The Crypt Sessions 2018 Review – Lawrence Brownlee

Famed Tenor Wakes the Dead with Classics and Spirituals

By Logan Martell

Now in its third season, “The Crypt Sessions,” continues to bring world-class talent to Harlem’s Church of the Intercession for a night of music produced by Unison Media. July 24’s concert saw leading operatic tenor Lawrence Brownlee, joined by pianists Myra Huang and Damien Sneed, letting loose with a variety of songs from Classical, Jazz, Gospel, and more.

Brownlee began with “Una furtiva lagrima,” from Donizetti’s “L’Elisir D’Amore,” making for a highly touching opening. This soon unfolded into Brownlee filling the crypt with his firm but gentle resonance, particularly on the line “Ah, cielo! Si puo! Si puo morir!.”  After this, Brownlee gave few brief words on his love for songs that employ a wide variety of vocal colors, ones that allow him through his interpretation to perform a sort of “text painting.”

Next on the program was excerpt from Schumann’ “Dichterliebe.” Pianist Myra Huang opened with ponderous larghetto chords, which often shifted to an almost frantic allegro and back again after a tapering silence. From his recent song cycle “Cycles of My Being,” which conveys the perspective of life as an African-American man, was the first movement, titled “Inhale, exhale.” The perfect quality of the chords suggested an idealism that soon found itself beset by a tumultuous melody. The charged high C Brownlee delivers on the word “Hysteria!” filled the crypt and lent its anguish to his imagery of “blackjacks and nightmares.”

After this, Brownlee performed a number of jazz standards after acknowledging their influence on him as an artist, mentioning figures such as Sting, Steely Dan, Nat King Cole, Sammy Davis Jr., and Duke Ellington. He began this section with Hoagy Carmichael’s “The Nearness of You;” the sweetly-simple lyrics, “When you are near… Oh my… Oh no…” shone through the tones of Brownlee’s delivery, still retaining a more operatic loft from his previous numbers. Myra Huang’s rapturous runs took to starry heights, building towards the end of the second chorus, which Brownlee tenderly concludes with his phrasing of “and to feel in the night, the nearness of you.”

The remaining songs were played with Gospel great Damien Sneed on piano, their first number of the night being Gershwin’s “Love is Here to Stay.” With its rather grand lyrics, Brownlee’s delivery of the opening verse and chorus at first favored the soaring heights, rather than the human, romantic aspect; this aspect became the focus in the second half, Brownlee using the contrast between them to paint a complete picture, capping off the closing phrase after a soulful glissando by Sneed. After this, Brownlee spoke of his prior experiences which shaped his musical direction, saying: “I used to direct a gospel choir, I used to play the bass guitar in a rock group, I used to sing in a boy band, I used to work as a singer/dancer at an amusement park, I almost had a call to go on a national tour of “Grease” when I was 22; so again, my musical education and background is varied… Singing in the church: my father was a choir director, my mother was a soloist; I was one of six kids so we all sang. I actually hated to sing as a kid, I didn’t want to; my mom said there was a time when I sang “Go Tell it on the Mountain” in my sleep, so music is in me, but it all started with Gospel.”

The next number “Amazing Grace,” was one of the evening’s highlights, as Brownlee’s reverential tones soared away with Sneed’s extended piano runs, including a series of inversions to accompany the lines “I once was lost…” Brownlee and Sneed ended this number in a powerful unison.

Bringing the evening to a close was a trio of songs Brownlee referred to as “Spiritual Sketches,” for their Gospel roots and unpolished power.

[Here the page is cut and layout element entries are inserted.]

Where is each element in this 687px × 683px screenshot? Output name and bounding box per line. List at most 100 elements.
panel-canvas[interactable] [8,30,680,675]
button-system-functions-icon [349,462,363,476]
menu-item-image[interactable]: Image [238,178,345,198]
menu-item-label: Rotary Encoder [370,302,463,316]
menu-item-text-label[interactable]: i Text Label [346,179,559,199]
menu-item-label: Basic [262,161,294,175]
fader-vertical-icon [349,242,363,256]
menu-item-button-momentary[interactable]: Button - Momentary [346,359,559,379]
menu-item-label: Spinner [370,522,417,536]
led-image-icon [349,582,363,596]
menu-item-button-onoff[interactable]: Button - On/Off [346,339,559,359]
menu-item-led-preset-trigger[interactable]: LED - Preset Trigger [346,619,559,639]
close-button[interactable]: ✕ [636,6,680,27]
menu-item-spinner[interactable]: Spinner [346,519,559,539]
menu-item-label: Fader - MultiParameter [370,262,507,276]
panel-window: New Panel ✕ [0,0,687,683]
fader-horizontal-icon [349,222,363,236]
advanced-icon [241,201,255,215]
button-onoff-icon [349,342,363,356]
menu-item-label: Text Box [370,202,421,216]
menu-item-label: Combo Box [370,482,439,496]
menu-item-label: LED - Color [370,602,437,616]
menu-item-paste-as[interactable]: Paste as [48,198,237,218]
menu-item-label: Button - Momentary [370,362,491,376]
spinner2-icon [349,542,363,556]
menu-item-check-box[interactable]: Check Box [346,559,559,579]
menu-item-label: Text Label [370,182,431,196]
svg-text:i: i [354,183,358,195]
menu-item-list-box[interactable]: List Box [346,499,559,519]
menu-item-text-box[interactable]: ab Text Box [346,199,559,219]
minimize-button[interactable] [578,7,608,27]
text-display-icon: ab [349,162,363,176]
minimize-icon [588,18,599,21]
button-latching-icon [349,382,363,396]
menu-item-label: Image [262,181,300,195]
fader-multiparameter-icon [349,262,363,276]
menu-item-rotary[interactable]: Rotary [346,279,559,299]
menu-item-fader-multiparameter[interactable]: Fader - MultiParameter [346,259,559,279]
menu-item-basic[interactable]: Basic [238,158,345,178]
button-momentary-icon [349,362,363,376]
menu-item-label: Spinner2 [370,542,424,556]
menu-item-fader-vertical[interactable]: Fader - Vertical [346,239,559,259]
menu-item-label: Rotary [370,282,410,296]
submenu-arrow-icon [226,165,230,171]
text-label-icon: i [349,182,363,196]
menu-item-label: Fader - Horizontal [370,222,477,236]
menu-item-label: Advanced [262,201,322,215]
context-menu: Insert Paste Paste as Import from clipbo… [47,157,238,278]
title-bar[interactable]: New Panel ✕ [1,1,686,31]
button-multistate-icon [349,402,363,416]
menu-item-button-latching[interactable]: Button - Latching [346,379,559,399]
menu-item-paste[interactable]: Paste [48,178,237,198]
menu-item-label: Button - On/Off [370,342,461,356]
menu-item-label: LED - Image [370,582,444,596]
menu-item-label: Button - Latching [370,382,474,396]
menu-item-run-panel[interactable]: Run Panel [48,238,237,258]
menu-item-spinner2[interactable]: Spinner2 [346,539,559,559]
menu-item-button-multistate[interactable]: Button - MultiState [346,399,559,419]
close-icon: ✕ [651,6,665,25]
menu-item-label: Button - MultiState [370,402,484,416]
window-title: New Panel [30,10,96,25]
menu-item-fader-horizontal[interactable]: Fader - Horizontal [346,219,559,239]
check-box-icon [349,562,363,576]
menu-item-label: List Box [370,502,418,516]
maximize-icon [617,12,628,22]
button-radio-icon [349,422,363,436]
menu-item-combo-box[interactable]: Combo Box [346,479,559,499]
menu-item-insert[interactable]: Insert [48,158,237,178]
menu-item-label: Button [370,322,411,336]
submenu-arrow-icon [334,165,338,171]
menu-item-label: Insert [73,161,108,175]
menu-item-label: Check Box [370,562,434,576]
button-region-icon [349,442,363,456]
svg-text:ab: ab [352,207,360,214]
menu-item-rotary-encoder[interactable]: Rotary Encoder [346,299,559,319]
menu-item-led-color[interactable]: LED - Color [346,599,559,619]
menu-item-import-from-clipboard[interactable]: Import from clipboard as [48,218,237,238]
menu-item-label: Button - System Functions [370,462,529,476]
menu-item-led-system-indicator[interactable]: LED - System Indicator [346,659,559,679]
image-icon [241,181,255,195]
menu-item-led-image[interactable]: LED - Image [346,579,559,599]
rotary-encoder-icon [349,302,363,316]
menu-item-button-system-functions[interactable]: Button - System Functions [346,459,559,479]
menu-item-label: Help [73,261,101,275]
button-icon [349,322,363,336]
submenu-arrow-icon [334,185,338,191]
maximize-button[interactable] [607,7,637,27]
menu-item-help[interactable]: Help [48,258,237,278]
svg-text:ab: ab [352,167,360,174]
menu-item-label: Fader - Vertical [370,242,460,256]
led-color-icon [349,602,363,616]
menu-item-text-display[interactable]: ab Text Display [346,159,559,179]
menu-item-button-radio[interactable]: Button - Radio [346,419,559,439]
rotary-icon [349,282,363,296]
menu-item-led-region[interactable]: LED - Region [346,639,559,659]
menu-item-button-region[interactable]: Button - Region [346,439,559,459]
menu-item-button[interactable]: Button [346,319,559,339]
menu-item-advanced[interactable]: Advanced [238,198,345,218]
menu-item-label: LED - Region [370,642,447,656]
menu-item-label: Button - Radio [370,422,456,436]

First was “Every Time I feel the Spirit,” which had a highly driving dissonance lent beauty by Brownlee’s rejoicing. The next song “All Day, All Night,” Brownlee dedicated to his son Caleb, his love made apparent by the phrasing of lines such as “angels watching over me,” and his usage of charged coloratura. All this culminated with the final song “Come By Here,” where Brownlee’s resonant voice sounded likely to bring down the crypt in an explosive finale.